Se encontró, de nuevo, en la habitación de su juventud, desorientada, sin saber cómo había ido a parar allí. Se miró al espejo y vio la belleza que se había ido marchitando con los años. La experiencia de toda una vida la llevaba ahora en su memoria. El destino le había regalado una segunda oportunidad, o quizás fuera un castigo por no valorar lo que tenía ni a quien tenía. Se tumbó en la cama esperando que aquel momento fuera tan solo un mal sueño, una visión, un delirio. Recordó a sus hijos, sus nietos, su casa, buenos momentos en familia. Ni rastro de pesares, preocupaciones ni desazones de la vida. Tan solo, la última discusión con su marido.

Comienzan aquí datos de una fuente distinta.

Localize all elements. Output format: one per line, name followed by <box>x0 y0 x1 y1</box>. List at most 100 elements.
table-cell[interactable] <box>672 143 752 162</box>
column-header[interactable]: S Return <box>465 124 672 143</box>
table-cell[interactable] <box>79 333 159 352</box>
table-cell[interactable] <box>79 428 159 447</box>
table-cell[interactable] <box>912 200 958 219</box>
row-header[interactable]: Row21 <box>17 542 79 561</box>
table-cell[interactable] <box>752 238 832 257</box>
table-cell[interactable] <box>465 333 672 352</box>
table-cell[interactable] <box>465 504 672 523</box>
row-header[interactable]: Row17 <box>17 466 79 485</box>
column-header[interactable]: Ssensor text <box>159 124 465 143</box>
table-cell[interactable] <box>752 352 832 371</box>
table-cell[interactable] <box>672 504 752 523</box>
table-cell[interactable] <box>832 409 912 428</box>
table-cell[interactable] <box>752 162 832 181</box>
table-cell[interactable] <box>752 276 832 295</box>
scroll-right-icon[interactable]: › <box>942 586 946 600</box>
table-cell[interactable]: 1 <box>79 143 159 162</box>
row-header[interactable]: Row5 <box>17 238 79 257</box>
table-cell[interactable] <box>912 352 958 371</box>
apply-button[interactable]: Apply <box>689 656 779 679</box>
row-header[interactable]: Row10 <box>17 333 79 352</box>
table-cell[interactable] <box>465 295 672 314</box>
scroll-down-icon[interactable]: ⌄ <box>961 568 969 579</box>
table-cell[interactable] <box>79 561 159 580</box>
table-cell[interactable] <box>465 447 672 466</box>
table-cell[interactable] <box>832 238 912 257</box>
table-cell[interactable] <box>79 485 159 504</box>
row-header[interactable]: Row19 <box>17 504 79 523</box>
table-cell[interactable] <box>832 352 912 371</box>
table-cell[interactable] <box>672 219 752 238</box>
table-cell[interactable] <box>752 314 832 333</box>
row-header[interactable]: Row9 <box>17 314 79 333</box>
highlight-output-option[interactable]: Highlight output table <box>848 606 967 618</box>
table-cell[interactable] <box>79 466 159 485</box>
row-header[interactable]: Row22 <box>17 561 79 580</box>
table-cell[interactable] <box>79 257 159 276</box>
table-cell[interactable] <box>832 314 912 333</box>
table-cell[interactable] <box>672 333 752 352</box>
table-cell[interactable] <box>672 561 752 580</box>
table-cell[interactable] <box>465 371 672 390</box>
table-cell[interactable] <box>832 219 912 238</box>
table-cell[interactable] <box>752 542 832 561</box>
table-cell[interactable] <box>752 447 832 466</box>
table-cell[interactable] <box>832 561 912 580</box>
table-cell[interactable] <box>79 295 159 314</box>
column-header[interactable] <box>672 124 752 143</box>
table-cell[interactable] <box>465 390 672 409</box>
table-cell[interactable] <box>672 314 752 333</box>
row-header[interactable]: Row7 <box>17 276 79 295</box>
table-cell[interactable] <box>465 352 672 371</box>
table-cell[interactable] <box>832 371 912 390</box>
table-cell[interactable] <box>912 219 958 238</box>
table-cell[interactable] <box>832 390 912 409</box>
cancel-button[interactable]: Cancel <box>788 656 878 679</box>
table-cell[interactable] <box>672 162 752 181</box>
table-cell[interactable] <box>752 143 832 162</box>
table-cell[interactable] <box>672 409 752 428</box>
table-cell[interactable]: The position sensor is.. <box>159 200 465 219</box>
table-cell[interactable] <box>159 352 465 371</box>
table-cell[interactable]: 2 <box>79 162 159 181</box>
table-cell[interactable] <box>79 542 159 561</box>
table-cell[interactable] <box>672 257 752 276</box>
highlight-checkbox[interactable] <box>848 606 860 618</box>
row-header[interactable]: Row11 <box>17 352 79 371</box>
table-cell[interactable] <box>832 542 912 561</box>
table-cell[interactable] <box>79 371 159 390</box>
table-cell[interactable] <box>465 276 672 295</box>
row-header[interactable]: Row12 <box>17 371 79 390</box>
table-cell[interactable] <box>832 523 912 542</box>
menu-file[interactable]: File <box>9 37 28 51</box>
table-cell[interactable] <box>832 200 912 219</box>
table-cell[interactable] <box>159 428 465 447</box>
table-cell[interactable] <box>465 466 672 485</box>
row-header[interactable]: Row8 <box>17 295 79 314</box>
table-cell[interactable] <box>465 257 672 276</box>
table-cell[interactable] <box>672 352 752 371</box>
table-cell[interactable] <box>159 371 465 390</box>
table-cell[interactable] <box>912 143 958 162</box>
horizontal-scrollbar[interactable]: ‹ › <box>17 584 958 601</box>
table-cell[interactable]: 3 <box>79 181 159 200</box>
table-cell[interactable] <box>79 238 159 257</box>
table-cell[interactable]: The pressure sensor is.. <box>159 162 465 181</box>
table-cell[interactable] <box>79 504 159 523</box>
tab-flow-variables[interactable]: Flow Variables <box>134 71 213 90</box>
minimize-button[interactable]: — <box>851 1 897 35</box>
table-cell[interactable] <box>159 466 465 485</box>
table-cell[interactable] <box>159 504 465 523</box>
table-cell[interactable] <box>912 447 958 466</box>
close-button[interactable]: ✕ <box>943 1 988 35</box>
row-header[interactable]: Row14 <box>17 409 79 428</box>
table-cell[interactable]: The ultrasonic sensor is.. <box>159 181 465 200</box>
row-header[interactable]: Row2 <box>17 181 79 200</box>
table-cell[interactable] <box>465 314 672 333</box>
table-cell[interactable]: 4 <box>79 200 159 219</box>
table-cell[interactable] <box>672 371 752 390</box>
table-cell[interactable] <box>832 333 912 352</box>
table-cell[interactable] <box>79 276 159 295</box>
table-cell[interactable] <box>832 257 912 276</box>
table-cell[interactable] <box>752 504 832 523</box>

—¿Por qué me haces esto? ¡Desgraciado! Siempre mirando por ti, cuidándote, sacrificándome por sacar esta familia adelante, y ahora que soy yo la que te necesita, miras para otro lado y te vas de copas, como si nada ocurriera. He tenido que llamar a mi hermana para que me asistiera. ¿No te entra nada por el cuerpo, verme en la cama, en el estado en el que me encuentro? Y tú, como si no fuera contigo. ¿Qué clase de hombre eres? ¡Hasta un animal tiene más humanidad que tú!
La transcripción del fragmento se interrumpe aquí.